Start with Model B or D. The AI-first CRO or Data Flywheel model lets you generate revenue and proprietary data from day one, without requiring $100M+ to fund an internal drug pipeline. Once you have traction, you can selectively advance internal programs (evolving toward Model C) using the data advantage you’ve built.
ChemLex reached 70+ customers including 6 of the top 10 pharma companies in just 3.5 years on $45M. That velocity is instructive.
The clinical valley of death is real. As of late 2024, no end-to-end AI-designed drug has demonstrated clear Phase II efficacy. Insilico’s Rentosertib showed early signs, but the field is still awaiting a definitive proof point. This matters even for non-pipeline companies because pharma’s willingness to pay premium prices depends on demonstrated clinical impact.
Build an automated wet lab optimized for AI-speed iteration. Serve AI-first drug discovery companies (Genesis, Isomorphic, smaller biotechs) who have great models but no physical lab. Also serve mid-size pharma who want to experiment with AI-driven discovery without building internal capability.

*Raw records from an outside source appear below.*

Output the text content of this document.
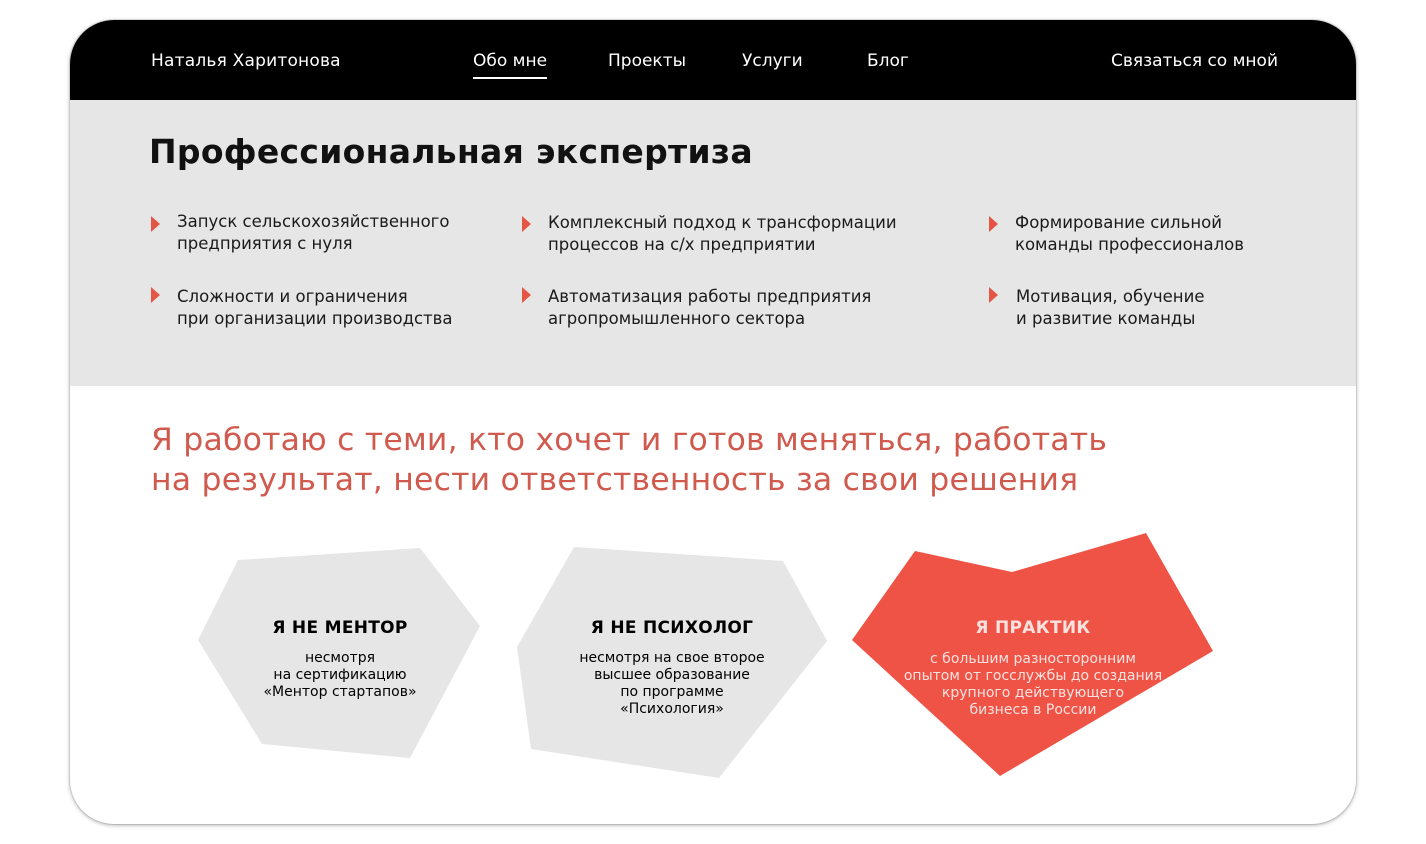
Наталья Харитонова	Обо мне	Проекты	Услуги	Блог	Связаться со мной
Профессиональная экспертиза
Запуск сельскохозяйственного
предприятия с нуля
Комплексный подход к трансформации
процессов на с/х предприятии
Формирование сильной
команды профессионалов
Сложности и ограничения
при организации производства
Автоматизация работы предприятия
агропромышленного сектора
Мотивация, обучение
и развитие команды

Я работаю с теми, кто хочет и готов меняться, работать
на результат, нести ответственность за свои решения

Я НЕ МЕНТОР
несмотря
на сертификацию
«Ментор стартапов»
Я НЕ ПСИХОЛОГ
несмотря на свое второе
высшее образование
по программе
«Психология»
Я ПРАКТИК
с большим разносторонним
опытом от госслужбы до создания
крупного действующего
бизнеса в России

| Phase | Timeline | Focus | Capital |
|---|---|---|---|
| Seed | Months 0-6 | Pick a niche modality (e.g., peptide therapeutics or ADCs). Build an MVP automated assay pipeline. Sign 2-3 design partners. | $3-5M |
| Series A | Months 6-18 | Scale the lab. Build the data layer (structured experimental results as a product). Hit 10+ paying customers. | $15-25M |
| Series B | Months 18-36 | Launch proprietary AI models trained on your accumulated data. Optionally start 1-2 internal drug programs using your own data advantage. | $40-80M |
| Growth | Year 3+ | Platform licensing + internal pipeline + CRO flywheel = the Absci/Recursion playbook, but starting from revenue instead of from $1.6B in burn. | Revenue-funded + opportunistic raises |
San Francisco / South San Francisco (AI talent + biotech ecosystem density), Boston / Cambridge (pharma proximity + Kendall Square network), or Singapore (ChemLex’s playbook: government subsidies, access to Asian pharma, growing hub). Salt Lake City (Recursion’s BioHive ecosystem) is an emerging dark horse with lower costs.
The insight that makes this work: the limiting reagent in AI drug discovery is not compute or algorithms. It’s high-quality, standardized, rapid-turnaround experimental data. If you own the fastest path from AI prediction to physical validation, you own the bottleneck. Every AI company is a potential customer.